Once Judge Wallach is sworn-in, the Court of Appeals for the Federal Circuit will have 11 members on the full bench. In early 2010, President Obama nominated WilmerHale attorney Edward DuMont for the job as a circuit court judge on the Court of Appeals for the Federal Circuit. The Senate did not act upon that nomination in 2010 and the President resubmitted the nomination again to the new congress in January 2011. The ABA gave DuMont its highest rating for the job -- "unanimously well qualified." However, the Senate Judiciary Committee never held a hearing on DuMont's nomination. Now, DuMont has requested that President Obama withdraw his nomination.

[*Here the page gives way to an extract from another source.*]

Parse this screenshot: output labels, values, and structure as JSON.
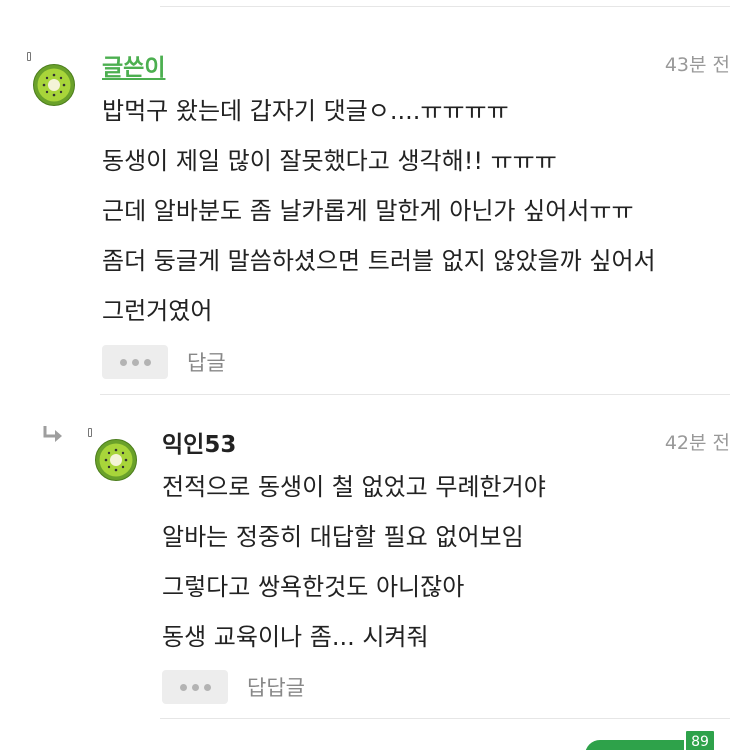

In his letter to the President, DuMont indicates that the "inaction results from opposition on the part of one or more members of the [Senate Judiciary] Committee minority."
Under these circumstances, drawing the process out further does not seem either sensible for me or fair to the Federal Circuit, which has important work to do and deserves to be able to address it with a full complement of active judges.
If he had been confirmed, DuMont would have been the first openly gay judge on any U.S. Court of Appeals. [See my prior post on the topic] At this point, it is unclear whether the holdup was simply based upon the fact that DuMont is openly gay or instead if that was only one factor in the Senate's decision making process. Senator Grassley's spokesperson recently suggested that the delays were sparked by "questions about his background."
The Senate Judiciary Committee includes Democratic Senators Leahy, Kohl, Feinstein, Schumer, Durbin, Whitehouse, Klobuchar, Frankin, Coons, and Blumenthal; and Republican Senators Grassley, Hatch, Kyl, Sessions, Graham, Cornyn, Lee, and Coburn.